WASHINGTON - The FDA intends to catch up with advancing technology and science by implementing a plan to upgrade its system of monitoring the manufacturing facilities that make biologics, drugs and veterinarian products.

This initiative, which includes an element of education for companies, marks the first time in 25 years the agency has looked at an overall modernization of the system that has undergone incremental changes over the years, according to a statement released by the agency.

"I think this has the potential to be a positive change," Wendy Taylor, director of regulatory affairs and bioethics for the Washington-based Biotechnology Industry Organization, told BioWorld Today. "If they can focus on true product quality and safety issues, we see this as a positive step forward and we think it is important to take a risk-based approach to regulating inspections."

Announced by Lester Crawford, the FDA's deputy commissioner, the plan to improve the current good manufacturing practice (cGMP) program calls for the agency to provide additional regulatory attention and resources to areas of manufacturing that pose the most risk. And, it requires the agency to improve the consistency and predictability of its approach to assuring production quality and safety in all facilities.

"The FDA's regulatory and quality control systems for pharmaceutical products have become a gold standard for the world, and we Americans should be proud that the quality of the medicines we have available to us and our animals is second to none," Crawford said in a prepared statement. "Any system can be improved upon, however. With this risk-based, highly integrative cGMP initiative we intend to do just that. We know we can make even a very good system better."

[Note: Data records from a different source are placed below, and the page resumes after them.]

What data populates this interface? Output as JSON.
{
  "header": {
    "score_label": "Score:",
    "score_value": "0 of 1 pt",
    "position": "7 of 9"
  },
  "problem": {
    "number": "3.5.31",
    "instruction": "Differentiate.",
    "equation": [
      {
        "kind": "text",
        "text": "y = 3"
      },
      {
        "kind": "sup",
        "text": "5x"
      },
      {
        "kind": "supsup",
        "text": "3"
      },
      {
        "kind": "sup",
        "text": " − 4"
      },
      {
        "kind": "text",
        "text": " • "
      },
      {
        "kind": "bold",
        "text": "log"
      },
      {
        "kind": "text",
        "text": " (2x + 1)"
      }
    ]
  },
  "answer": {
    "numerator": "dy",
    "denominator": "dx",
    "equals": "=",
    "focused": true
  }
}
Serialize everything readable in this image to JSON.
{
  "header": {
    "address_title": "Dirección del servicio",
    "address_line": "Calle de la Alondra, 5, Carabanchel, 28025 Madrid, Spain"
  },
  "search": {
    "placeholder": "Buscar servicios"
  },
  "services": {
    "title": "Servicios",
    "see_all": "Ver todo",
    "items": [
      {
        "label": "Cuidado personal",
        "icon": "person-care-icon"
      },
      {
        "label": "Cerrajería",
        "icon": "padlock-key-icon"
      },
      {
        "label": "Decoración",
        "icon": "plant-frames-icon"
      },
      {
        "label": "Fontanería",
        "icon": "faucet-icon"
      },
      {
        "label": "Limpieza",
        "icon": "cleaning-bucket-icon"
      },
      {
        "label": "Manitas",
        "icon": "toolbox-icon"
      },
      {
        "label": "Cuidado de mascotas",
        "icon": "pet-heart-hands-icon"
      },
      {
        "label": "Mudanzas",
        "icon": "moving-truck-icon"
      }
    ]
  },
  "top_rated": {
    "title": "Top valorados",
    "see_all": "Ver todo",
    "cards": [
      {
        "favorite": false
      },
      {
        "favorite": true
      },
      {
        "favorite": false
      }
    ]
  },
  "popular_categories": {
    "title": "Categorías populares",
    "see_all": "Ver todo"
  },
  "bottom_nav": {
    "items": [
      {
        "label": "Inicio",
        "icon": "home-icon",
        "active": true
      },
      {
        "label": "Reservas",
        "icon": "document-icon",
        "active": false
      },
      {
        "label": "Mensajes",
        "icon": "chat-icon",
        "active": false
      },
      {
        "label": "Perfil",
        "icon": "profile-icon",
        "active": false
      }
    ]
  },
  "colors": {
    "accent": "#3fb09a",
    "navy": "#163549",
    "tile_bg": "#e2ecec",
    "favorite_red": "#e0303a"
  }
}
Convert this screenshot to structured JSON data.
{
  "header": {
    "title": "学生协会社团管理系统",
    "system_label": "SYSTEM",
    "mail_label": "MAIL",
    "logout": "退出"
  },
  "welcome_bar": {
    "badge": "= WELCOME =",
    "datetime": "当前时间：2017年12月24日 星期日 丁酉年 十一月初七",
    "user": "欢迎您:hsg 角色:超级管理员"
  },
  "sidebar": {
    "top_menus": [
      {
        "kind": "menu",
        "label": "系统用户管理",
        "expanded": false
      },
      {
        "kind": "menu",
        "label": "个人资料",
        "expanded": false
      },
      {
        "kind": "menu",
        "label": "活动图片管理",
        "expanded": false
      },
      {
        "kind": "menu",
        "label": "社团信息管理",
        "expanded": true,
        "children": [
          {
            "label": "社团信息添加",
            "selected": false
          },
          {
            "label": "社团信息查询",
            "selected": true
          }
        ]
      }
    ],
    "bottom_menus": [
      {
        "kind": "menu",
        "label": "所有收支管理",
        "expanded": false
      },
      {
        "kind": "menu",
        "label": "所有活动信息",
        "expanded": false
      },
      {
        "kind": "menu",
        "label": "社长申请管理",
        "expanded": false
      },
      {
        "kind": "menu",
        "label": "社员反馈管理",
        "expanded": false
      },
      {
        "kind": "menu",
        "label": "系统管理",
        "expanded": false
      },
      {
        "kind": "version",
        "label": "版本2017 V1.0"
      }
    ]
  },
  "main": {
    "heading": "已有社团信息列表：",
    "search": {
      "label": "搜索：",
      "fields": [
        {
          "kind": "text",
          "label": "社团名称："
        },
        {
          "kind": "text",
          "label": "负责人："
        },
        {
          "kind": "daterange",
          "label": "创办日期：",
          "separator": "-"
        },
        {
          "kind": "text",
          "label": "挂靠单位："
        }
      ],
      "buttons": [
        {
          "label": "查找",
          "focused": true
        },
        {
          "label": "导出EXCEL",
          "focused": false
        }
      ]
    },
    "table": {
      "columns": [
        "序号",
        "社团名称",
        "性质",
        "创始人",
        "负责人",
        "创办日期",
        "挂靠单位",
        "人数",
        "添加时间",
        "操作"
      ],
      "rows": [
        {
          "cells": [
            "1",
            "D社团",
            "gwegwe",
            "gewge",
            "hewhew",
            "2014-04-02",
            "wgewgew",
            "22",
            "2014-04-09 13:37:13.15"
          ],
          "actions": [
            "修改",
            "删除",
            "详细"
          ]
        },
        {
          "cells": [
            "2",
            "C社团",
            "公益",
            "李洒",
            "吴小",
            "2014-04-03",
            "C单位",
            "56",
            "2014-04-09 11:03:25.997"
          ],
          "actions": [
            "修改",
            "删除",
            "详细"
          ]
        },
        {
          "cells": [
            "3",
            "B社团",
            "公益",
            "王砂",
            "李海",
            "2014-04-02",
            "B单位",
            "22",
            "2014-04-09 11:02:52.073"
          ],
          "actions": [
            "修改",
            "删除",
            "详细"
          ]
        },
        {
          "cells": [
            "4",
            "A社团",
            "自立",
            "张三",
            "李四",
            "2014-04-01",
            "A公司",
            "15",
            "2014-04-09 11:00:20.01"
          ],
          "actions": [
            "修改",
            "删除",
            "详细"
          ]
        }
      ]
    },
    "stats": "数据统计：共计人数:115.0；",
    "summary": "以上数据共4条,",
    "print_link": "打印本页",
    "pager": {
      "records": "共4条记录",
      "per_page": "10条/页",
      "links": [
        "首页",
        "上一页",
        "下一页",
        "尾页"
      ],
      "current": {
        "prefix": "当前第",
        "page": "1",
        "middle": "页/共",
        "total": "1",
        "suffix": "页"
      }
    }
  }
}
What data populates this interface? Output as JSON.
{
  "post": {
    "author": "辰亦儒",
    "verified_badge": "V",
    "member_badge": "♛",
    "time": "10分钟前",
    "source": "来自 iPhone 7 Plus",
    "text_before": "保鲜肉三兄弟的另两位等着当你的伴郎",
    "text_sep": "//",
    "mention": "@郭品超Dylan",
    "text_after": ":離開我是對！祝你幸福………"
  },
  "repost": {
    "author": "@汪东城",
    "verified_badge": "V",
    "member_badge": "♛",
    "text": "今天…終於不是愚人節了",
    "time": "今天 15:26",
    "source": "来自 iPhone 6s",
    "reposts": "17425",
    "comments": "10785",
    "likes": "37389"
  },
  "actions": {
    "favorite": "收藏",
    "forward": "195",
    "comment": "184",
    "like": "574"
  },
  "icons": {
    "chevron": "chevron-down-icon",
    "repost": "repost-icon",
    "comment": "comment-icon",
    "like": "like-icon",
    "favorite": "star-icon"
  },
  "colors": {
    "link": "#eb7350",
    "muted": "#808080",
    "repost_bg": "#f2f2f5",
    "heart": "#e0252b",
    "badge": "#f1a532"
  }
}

Stumbling blocks within manufacturing facilities are not uncommon. In fact, even larger companies like Eli Lilly and Co., of Indianapolis; Abbott Laboratories, of Abbott Park, Ill.; and Schering-Plough Corp., of Kenilworth, N.J., have had to explain issues at their own facilities.

In the past month, Schering-Plough was fined $500 million for violations at its New Jersey and Puerto Rican plants while Abbott recently reported that one of its plants may not be in conformity with certain FDA standards. And in July, Lilly said it was working with the FDA to resolve manufacturing problems in several of its plants.

The agency, however, has been handicapped over the past two decades due to an increased number of pharmaceutical products and manufacturing facilities, but a decreased frequency in its inspections because of fewer resources.

As part of the modernization plan, the FDA will consider improving its expertise in pharmaceutical technologies by additional training and hiring, as well as including product specialists as part of the inspection teams.

Other plans involve holding workshops and educating the industry on new regulatory approaches.

While the agency hasn't released specific details on how the plan will be designed and implemented, it did say it will solicit comments from industry, academia, government and consumer groups in the decision-making process. Also, the agency will seek consultation from its international counterparts.